Our strategy has been to change the subject a bit so that we can get the issue of intelligent design, which really means the reality of God, before the academic world and into the schools.

Or perhaps Buttars simply looked to the Wedge document itself, which describes in vivid detail the aims of the very organization that West represents and on whose behalf he is writing:

Discovery Institute's Center for the Renewal of Science and Culture seeks nothing less than the overthrow of materialism and its cultural legacies. Bringing together leading scholars from the natural sciences and those from the humanities and social sciences, the Center explores how new developments in biology, physics and cognitive science raise serious doubts about scientific materialism and have re-opened the case for a broadly theistic understanding of nature.

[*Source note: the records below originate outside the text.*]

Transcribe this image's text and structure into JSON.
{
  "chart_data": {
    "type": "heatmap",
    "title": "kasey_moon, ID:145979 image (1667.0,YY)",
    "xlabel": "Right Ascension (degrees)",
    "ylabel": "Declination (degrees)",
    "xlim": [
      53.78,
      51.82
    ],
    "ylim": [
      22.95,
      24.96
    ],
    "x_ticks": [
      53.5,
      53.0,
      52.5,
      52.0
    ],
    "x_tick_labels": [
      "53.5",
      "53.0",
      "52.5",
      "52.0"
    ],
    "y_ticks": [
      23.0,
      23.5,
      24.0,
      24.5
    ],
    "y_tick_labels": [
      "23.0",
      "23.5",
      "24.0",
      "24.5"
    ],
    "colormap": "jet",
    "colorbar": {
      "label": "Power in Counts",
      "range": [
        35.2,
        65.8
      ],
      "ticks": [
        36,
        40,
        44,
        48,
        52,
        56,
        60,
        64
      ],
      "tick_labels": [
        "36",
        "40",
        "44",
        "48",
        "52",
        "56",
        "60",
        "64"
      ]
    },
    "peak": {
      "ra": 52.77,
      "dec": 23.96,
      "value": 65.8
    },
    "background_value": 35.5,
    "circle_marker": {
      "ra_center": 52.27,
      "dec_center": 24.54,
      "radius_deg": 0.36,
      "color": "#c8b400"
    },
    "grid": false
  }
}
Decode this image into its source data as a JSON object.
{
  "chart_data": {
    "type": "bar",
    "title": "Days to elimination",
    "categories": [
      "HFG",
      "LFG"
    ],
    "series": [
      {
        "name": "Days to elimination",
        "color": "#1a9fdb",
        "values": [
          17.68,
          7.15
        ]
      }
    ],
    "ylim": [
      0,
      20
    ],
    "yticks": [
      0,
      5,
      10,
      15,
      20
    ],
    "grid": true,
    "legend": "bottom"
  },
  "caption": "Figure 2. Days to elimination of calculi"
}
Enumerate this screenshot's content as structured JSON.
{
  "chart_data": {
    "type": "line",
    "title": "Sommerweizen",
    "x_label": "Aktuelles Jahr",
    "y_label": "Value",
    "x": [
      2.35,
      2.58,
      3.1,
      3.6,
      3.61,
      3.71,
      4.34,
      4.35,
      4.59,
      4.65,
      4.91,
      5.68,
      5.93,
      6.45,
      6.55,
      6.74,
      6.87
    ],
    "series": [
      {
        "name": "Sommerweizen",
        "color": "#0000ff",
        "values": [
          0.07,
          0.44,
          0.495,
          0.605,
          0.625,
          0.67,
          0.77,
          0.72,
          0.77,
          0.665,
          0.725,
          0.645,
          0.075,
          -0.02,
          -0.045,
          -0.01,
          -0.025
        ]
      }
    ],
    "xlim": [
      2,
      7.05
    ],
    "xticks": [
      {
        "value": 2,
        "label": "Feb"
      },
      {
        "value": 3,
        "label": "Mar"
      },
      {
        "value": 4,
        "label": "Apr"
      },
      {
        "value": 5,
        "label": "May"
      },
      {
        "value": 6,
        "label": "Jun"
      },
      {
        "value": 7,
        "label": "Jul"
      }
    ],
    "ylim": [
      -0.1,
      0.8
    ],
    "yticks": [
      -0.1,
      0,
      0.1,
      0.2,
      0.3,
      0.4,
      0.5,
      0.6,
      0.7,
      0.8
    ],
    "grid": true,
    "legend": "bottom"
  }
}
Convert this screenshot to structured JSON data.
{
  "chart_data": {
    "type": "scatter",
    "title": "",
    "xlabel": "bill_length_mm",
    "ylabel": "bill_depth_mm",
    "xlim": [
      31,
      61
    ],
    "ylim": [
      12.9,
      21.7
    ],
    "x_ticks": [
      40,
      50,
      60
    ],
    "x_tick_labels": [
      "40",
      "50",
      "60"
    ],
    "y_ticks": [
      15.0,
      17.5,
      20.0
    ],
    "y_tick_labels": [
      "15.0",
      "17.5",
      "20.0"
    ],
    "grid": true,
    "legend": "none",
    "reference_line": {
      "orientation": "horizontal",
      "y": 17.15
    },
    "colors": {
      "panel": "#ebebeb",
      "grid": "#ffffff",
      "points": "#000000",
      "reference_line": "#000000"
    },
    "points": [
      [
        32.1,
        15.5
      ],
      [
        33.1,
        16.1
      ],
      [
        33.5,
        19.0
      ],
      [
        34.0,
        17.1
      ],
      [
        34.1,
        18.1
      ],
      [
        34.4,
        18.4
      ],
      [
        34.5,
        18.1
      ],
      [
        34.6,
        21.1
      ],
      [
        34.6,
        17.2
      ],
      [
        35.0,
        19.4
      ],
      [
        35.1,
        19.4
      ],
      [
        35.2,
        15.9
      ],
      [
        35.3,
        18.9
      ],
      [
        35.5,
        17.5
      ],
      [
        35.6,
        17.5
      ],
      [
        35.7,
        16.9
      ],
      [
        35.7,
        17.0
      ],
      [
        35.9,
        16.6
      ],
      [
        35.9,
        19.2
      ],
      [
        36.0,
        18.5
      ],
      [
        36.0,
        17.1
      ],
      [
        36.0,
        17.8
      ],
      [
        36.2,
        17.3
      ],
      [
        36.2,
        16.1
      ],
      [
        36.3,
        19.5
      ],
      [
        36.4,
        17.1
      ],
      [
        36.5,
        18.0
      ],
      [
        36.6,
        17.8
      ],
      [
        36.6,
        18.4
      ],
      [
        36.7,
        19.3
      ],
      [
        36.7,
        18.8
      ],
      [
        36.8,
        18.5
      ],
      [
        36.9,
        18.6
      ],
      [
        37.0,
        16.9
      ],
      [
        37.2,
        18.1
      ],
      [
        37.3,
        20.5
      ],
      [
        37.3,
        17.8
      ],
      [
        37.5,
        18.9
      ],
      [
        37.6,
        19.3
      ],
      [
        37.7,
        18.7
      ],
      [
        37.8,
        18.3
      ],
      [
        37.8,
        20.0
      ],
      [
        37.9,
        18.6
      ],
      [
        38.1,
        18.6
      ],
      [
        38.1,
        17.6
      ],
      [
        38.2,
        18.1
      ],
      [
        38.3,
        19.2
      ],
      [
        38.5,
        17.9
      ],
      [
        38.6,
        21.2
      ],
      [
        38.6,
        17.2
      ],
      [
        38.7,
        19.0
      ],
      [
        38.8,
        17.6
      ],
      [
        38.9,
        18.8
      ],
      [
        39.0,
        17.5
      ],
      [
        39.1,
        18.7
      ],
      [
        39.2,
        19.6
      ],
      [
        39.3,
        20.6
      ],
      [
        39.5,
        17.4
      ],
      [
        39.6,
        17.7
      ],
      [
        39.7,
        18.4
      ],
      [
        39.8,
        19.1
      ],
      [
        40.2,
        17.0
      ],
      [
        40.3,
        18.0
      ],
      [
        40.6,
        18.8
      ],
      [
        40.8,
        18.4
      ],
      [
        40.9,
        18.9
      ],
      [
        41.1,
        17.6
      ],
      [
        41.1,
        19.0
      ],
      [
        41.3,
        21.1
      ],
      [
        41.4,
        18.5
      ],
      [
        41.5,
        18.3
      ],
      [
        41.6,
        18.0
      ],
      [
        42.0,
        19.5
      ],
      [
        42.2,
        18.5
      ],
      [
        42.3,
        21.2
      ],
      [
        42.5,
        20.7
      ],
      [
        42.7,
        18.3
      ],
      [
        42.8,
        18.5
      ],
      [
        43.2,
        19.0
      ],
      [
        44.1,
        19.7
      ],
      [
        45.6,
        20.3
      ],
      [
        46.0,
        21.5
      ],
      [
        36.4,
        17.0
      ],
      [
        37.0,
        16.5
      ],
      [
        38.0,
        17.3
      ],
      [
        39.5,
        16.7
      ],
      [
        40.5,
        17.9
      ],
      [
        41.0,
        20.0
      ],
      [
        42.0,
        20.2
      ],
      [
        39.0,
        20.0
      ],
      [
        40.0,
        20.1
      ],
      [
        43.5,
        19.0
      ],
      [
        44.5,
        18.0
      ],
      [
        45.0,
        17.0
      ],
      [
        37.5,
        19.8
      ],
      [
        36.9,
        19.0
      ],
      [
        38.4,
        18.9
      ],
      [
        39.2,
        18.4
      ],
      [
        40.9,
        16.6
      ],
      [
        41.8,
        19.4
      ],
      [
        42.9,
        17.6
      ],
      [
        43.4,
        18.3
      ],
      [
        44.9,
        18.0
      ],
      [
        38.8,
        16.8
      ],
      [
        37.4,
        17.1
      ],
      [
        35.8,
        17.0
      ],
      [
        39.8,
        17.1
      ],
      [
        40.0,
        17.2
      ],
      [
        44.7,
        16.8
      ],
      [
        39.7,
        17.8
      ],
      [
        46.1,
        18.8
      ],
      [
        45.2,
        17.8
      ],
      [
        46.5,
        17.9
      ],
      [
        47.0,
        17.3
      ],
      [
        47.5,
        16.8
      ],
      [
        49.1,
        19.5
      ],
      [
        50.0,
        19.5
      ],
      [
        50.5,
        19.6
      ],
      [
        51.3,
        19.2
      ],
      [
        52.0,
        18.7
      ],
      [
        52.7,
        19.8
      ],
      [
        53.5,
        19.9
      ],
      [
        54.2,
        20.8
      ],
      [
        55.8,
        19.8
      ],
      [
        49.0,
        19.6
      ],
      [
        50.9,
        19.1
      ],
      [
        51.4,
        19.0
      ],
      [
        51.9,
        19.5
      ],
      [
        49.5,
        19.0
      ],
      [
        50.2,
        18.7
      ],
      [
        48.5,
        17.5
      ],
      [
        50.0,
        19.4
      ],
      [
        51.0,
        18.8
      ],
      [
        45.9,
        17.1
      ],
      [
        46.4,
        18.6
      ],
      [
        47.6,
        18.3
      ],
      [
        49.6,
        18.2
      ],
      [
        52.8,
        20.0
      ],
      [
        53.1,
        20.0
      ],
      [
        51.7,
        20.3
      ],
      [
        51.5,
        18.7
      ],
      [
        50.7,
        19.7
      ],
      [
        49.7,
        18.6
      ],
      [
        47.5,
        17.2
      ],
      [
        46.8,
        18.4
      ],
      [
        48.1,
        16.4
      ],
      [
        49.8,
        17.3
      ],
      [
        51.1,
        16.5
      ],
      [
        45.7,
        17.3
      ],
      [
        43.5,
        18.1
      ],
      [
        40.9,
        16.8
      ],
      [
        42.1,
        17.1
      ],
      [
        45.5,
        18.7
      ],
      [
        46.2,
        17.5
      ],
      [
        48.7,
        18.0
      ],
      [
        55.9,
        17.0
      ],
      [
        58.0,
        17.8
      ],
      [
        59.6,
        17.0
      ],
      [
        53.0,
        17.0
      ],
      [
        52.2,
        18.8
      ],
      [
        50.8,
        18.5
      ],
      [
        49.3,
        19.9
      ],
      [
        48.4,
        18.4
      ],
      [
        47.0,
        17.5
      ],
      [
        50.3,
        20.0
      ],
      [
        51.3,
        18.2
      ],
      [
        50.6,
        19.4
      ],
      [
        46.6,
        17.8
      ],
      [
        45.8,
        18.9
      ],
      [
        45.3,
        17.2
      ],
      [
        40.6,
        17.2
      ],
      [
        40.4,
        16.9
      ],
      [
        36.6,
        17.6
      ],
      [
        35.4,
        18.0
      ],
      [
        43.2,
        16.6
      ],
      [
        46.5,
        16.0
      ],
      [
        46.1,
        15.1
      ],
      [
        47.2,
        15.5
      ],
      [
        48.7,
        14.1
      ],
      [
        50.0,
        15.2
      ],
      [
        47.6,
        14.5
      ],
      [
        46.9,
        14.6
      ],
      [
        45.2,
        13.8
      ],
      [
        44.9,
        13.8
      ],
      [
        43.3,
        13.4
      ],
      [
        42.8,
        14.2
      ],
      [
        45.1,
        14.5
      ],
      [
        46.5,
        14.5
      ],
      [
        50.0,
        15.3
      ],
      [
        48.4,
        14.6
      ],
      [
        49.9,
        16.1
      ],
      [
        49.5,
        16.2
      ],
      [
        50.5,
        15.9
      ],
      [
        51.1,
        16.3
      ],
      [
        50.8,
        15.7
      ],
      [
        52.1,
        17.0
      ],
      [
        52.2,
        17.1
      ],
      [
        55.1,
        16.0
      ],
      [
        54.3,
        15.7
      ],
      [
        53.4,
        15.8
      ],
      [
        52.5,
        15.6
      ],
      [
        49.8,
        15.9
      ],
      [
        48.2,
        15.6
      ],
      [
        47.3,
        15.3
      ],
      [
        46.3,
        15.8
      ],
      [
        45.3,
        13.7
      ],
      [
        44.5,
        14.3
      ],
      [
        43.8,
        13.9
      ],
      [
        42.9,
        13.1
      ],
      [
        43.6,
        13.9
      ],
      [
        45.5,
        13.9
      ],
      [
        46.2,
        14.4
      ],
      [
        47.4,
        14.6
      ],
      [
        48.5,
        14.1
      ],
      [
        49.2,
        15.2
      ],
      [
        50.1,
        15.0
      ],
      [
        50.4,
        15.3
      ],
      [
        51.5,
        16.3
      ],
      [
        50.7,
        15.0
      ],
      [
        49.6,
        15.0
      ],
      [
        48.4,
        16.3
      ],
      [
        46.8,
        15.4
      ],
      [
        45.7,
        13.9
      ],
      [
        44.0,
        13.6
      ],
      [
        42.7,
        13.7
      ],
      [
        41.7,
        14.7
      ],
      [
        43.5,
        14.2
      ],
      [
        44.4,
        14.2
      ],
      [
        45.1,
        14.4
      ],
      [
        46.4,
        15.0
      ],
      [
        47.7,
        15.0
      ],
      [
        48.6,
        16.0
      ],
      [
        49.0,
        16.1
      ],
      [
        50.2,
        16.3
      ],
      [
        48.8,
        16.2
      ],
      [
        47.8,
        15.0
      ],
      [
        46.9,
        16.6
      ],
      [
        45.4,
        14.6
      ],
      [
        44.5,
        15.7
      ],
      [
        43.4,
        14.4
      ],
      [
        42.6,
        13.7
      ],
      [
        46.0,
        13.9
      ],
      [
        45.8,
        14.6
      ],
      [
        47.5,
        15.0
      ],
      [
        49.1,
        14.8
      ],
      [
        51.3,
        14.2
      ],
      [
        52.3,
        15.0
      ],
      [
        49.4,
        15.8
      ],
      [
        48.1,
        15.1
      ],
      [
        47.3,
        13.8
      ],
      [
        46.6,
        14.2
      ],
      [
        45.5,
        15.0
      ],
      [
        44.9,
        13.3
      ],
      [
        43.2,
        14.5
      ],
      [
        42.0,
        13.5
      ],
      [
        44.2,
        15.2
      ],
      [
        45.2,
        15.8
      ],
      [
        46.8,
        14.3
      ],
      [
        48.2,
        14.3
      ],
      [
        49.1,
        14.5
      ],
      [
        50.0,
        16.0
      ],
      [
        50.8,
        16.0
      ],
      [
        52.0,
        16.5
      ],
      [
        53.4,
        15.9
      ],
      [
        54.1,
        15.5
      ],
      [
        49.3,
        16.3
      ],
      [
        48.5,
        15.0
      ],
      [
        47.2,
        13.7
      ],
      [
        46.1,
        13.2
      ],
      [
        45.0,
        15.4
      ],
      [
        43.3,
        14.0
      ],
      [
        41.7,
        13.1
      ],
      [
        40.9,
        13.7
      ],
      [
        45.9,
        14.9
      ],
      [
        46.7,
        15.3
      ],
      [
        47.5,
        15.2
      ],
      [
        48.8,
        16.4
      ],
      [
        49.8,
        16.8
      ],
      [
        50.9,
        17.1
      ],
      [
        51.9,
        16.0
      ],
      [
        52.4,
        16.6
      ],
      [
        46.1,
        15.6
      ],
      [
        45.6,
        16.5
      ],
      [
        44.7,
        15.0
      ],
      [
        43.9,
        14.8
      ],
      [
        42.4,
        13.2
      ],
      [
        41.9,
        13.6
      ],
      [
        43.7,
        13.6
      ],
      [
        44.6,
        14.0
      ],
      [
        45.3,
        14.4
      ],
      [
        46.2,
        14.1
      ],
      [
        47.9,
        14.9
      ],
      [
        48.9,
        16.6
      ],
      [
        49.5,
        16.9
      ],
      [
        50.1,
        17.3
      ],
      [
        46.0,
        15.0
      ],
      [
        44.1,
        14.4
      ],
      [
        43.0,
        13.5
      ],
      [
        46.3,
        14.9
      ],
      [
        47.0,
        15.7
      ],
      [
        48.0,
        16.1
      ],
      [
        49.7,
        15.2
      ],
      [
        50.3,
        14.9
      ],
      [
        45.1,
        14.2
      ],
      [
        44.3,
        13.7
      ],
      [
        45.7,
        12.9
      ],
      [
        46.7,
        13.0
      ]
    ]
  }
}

See, the problem here for West is not that no one is listening to the ID scholars; the problem is that we are listening to them and their own words are in direct contradiction to the tactical marketing campaign that the DI is trying so desperately to run. It's the same catch-22 they've always been in. For legal purposes, they absolutely must separate ID from religion and they must pretend that ID is purely a scientific matter that deals with inferences of design, but the designer has nothing to do with God, it might just be an alien or something. But for fundraising purposes, they have to convince their followers that they are striking a blow against atheism and standing up for God - that's how you get the money flowing in.

So the fact is that they have had to keep up this silly charade for years now, where they pretend that ID has nothing to do with God and hope no one notices the enormous trail of writings and speeches and fundraising letters they've left behind that conclusively disprove that notion. And when someone does notice it, they accuse them of bias and ignorance, but they never bother addressing the evidence itself. So you'll pardon me for not taking West's feigned outrage seriously. Buttars is saying nothing different than what ID scholars have said a thousand times. The fact that it contradicts your current rhetorical and marketing strategy does not establish their ignorance, it establishes your duplicity.